The findings from this review show that much more research is required to better understand whether viruses may be involved in the development of ME/CFS, and if so, which viruses, and how they lead to the development of symptoms – such as projects recently funded by ME Research UK including the aforementioned work led by Dr Amy Proal and Dr Bupesh Prusty, and more recently, another project, led by Prof. Simon Carding, which aims to investigate whether gut viruses have a role in the development of ME/CFS.
- Although viruses have been linked to the onset of ME/CFS, it is still unclear whether they could be a cause of the disease.
- A recent study set out to review existing research, and explore what it can can tell us about the extent to which viral infections may contribute to the development of ME/CFS.
- 64 studies were identified for inclusion in the review, within which were 4,971 people with ME/CFS, and 5,565 controls (either healthy or with a disease other than ME/CFS).
- The studies included in this review used 7 different criteria to diagnose ME/CFS, of which the Fukuda criteria for CFS was the most commonly used.
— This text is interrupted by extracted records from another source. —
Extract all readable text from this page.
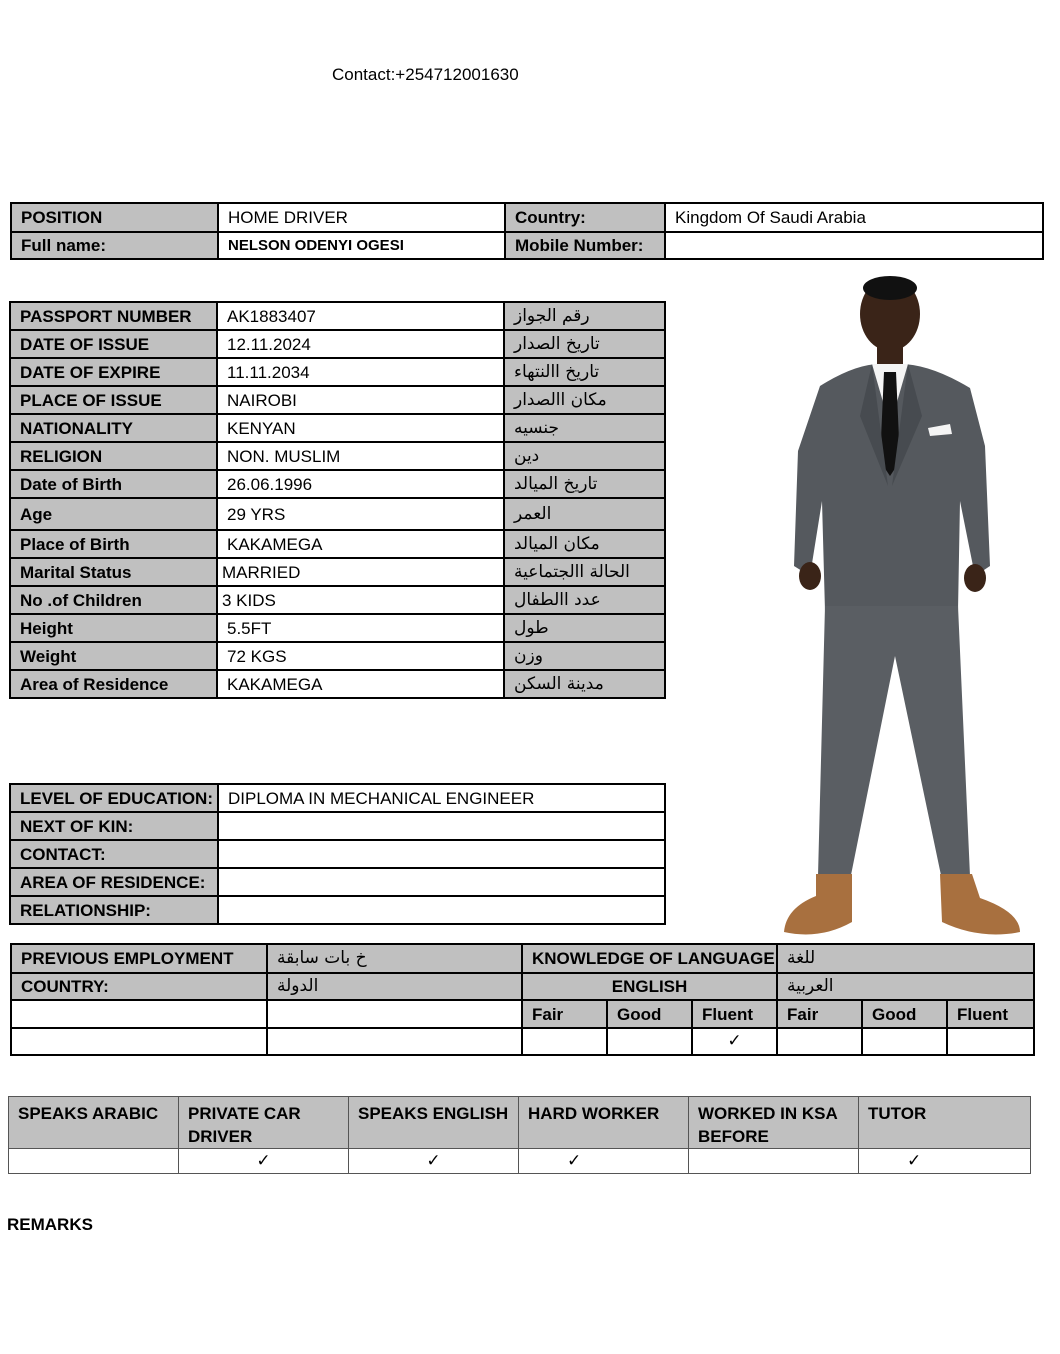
Contact:+254712001630
POSITION	HOME DRIVER	Country:	Kingdom Of Saudi Arabia
Full name:	NELSON ODENYI OGESI	Mobile Number:	
PASSPORT NUMBER	AK1883407	رقم الجواز
DATE OF ISSUE	12.11.2024	تاريخ الصدار
DATE OF EXPIRE	11.11.2034	تاريخ االنتهاء
PLACE OF ISSUE	NAIROBI	مكان االصدار
NATIONALITY	KENYAN	جنسيه
RELIGION	NON. MUSLIM	دين
Date of Birth	26.06.1996	تاريخ الميالد
Age	29 YRS	العمر
Place of Birth	KAKAMEGA	مكان الميالد
Marital Status	MARRIED	الحالة االجتماعية
No .of Children	3 KIDS	عدد االطفال
Height	5.5FT	طول
Weight	72 KGS	وزن
Area of Residence	KAKAMEGA	مدينة السكن
LEVEL OF EDUCATION:	DIPLOMA IN MECHANICAL ENGINEER
NEXT OF KIN:	
CONTACT:	
AREA OF RESIDENCE:	
RELATIONSHIP:	
PREVIOUS EMPLOYMENT	خ بات سابقة	KNOWLEDGE OF LANGUAGE			للغة		
COUNTRY:	الدولة	ENGLISH			العربية		
		Fair	Good	Fluent	Fair	Good	Fluent
				✓			
SPEAKS ARABIC	PRIVATE CAR DRIVER	SPEAKS ENGLISH	HARD WORKER	WORKED IN KSA BEFORE	TUTOR
	✓	✓	✓		✓
REMARKS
- 18 different viruses were considered, of which only Human Herpes Virus-7, Parvovirus B19, Borna Disease Virus, and Coxsakie B virus (an enterovirus) were found to be more common in those with ME/CFS compared with healthy controls.
- There was not enough evidence to draw conclusions when comparing people with ME/CFS with controls who had another disease, or when considering co-infections.
- This review has several limitations which must be taken into consideration including:
- Researchers grouped participants diagnosed with different ME/CFS criteria together in analysis.
- There was a lack of consideration for whether studies had accounted for participant characteristics such as age and ethnicity.
- Much more research is required to better understand whether viruses may be involved in the development of ME/CFS, and, if so, which viruses, and how they lead to the development of symptoms.